MUMBAI (AFP) - The US government has sold a former maharaja's mansion in Mumbai to an Indian billionaire for US$105 million (S$148 million), the businessman's son said on Monday (Sept 14), four years after it was put on the market.
Lincoln House was home to the US consulate from 1957 to 2011 after it was purchased from a local maharaja (prince) who sold it to pay off his taxes.
Cyrus Poonawalla, one of India's richest men and founder of vaccine manufacturer the Serum Institute, has purchased the seaside mansion in the south of the Indian commercial capital for seven billion rupees.

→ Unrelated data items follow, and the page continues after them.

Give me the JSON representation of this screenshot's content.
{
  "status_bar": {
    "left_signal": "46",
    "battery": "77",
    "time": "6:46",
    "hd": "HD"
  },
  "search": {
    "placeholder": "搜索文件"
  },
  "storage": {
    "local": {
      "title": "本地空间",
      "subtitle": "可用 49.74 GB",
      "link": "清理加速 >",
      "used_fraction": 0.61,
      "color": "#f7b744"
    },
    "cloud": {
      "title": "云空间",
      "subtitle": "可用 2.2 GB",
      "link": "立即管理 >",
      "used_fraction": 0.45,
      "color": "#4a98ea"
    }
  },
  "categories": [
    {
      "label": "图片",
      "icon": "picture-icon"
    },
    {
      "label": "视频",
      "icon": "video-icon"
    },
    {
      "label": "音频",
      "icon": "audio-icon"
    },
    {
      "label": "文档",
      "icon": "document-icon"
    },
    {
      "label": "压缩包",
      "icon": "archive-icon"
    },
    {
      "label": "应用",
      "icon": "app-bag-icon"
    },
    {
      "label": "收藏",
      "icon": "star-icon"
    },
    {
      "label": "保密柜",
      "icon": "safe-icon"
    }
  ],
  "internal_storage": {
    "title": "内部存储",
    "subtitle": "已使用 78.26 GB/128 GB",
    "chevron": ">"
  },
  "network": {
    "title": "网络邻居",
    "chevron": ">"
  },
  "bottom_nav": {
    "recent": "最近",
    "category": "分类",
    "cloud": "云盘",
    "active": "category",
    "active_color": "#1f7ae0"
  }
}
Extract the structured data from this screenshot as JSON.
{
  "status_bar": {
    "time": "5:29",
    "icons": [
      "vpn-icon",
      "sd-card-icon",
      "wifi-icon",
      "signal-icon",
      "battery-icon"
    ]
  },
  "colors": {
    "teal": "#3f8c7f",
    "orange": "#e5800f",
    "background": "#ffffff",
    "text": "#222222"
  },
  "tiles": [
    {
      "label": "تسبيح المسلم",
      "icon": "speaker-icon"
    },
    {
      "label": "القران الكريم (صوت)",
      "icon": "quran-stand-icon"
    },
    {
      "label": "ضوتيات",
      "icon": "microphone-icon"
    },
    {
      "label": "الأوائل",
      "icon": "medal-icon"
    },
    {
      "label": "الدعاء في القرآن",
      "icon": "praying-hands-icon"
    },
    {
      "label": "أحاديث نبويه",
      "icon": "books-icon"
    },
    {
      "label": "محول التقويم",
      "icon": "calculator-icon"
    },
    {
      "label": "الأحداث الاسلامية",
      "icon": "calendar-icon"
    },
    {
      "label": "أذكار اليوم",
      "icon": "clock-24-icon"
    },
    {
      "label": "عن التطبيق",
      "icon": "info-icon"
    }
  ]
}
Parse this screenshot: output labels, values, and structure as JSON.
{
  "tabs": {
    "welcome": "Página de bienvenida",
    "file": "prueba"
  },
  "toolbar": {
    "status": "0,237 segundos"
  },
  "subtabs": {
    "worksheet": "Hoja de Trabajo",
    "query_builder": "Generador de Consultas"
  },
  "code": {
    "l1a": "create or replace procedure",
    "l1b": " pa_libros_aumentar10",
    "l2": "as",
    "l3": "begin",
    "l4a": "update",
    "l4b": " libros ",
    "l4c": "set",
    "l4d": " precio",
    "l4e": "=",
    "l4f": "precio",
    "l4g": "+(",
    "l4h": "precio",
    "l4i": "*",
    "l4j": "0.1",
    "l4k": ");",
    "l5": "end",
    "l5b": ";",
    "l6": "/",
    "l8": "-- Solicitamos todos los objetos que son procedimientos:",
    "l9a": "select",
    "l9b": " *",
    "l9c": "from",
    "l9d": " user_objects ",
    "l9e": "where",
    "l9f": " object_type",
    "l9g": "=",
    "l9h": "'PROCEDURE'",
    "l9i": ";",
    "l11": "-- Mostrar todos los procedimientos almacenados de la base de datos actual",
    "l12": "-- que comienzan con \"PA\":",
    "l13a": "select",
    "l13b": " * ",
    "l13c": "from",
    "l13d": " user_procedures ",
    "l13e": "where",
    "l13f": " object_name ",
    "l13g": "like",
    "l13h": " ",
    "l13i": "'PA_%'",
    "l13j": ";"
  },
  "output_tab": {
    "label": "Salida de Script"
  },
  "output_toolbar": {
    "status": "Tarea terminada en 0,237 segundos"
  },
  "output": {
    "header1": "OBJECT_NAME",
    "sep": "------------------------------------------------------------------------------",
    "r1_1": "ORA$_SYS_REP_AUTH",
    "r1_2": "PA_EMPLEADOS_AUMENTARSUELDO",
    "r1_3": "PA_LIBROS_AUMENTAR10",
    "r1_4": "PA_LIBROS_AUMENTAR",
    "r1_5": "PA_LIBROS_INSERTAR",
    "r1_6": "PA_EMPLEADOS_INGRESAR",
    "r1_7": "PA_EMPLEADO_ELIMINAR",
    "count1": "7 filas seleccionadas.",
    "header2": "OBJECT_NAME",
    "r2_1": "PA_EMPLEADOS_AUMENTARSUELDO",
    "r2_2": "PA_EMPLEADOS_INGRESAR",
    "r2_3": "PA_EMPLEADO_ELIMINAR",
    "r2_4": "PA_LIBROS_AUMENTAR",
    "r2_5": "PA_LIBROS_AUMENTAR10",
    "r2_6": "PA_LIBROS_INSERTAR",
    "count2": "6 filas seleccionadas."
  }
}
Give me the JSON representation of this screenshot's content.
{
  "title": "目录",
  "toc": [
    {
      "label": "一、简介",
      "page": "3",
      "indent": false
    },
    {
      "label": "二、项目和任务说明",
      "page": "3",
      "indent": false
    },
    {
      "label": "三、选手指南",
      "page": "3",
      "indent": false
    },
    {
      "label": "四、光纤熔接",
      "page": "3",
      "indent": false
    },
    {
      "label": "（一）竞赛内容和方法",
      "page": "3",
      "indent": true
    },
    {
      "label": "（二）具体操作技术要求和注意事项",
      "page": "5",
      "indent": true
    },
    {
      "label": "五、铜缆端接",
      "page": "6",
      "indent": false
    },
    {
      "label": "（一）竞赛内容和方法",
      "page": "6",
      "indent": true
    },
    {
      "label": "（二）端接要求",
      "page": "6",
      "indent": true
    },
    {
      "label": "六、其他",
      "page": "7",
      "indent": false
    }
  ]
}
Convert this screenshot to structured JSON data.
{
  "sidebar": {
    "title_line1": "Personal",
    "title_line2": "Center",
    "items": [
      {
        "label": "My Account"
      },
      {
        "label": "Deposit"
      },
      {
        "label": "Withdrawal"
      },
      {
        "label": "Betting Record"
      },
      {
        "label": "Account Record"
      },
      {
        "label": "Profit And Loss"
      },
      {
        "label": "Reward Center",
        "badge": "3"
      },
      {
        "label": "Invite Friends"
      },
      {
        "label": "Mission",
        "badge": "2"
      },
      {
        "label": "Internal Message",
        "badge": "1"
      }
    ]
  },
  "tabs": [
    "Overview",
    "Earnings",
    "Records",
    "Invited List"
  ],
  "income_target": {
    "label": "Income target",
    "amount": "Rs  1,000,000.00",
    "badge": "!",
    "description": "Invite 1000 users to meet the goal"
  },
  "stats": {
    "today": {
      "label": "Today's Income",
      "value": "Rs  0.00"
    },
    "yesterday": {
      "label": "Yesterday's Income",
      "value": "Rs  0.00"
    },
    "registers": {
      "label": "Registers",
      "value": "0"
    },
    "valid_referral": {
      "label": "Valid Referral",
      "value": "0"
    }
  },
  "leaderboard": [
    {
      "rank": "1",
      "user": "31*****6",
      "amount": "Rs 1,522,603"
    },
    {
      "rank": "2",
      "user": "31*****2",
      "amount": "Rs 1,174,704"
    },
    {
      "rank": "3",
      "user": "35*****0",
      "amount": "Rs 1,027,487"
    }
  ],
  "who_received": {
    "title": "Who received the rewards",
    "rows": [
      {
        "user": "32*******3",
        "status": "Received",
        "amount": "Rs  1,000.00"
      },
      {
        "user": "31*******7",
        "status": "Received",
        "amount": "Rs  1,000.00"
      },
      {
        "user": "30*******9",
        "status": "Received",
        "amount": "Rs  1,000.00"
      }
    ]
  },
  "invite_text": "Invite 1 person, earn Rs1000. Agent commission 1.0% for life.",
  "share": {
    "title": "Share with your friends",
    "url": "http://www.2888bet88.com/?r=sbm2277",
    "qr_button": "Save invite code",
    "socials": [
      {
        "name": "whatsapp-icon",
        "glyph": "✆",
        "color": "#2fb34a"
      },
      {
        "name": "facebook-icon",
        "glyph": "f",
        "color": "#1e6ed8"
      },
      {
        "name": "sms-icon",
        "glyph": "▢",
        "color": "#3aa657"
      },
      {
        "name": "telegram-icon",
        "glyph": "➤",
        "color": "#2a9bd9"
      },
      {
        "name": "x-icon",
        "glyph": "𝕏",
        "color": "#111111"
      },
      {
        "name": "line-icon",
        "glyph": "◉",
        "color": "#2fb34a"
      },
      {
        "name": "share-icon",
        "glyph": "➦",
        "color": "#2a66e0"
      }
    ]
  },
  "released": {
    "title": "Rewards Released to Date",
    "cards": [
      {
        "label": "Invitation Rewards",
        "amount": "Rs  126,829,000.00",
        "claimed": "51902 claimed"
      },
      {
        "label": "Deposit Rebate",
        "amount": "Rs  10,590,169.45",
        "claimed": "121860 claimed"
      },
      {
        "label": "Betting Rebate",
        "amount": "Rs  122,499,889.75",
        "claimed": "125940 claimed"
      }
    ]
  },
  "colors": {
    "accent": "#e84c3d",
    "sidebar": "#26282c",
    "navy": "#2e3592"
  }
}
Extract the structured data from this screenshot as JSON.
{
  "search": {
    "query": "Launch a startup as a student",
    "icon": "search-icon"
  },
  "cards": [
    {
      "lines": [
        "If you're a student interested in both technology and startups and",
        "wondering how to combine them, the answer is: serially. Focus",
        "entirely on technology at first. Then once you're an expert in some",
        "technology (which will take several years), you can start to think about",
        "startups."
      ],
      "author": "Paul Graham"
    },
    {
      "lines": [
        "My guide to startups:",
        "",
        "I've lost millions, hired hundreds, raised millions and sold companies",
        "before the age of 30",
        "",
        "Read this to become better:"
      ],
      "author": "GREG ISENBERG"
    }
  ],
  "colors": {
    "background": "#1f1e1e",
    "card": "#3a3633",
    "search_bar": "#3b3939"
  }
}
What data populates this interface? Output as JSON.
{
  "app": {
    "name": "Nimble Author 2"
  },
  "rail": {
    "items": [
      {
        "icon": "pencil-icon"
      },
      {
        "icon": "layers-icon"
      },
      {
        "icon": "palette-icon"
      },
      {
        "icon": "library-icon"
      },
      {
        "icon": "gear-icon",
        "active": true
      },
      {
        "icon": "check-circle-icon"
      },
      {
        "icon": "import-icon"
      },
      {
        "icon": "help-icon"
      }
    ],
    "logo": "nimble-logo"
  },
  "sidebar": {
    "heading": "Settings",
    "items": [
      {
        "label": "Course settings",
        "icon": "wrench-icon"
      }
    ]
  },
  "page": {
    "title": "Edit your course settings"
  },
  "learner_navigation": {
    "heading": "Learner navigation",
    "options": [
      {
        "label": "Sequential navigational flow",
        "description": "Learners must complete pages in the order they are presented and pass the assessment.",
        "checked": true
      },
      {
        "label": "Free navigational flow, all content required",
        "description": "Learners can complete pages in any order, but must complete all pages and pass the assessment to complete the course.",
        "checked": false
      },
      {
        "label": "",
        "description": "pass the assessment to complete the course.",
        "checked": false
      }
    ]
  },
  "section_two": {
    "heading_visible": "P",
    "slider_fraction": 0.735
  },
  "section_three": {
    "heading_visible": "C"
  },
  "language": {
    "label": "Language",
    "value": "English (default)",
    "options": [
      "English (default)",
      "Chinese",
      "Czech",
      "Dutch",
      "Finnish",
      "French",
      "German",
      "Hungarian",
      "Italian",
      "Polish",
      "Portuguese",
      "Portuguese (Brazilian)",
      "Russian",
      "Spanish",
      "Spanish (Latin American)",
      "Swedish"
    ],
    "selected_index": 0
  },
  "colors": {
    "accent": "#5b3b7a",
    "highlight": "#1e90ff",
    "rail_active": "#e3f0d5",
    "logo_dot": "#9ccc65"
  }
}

"We decided to go ahead with the deal given the market conditions and the good price to go with it," Cyrus's son Adar Poonawalla told AFP via email.
"In south Mumbai this is an ideally located, pristine and iconic Heritage property even though this will mean that no redesigning will be permitted," he added.
Adar Poonwalla, who is CEO of Serum, said the total cost including taxes could reach eight billion rupees (S$17 million).
"The possession would be effected in approximately two months time and shall be utilized for the residence of the Poonawalla family," he said.
The protected building, built in the Breach Candy area of the city in 1938, occupies two acres of land and looks out on the Arabian Sea. It was previously known as Wankaner Palace after the maharaja who owned it.
The US consulate moved to a purpose-built facility in Mumbai's north in 2011. A spokesman at the consulate refused to comment on the sale of Lincoln House.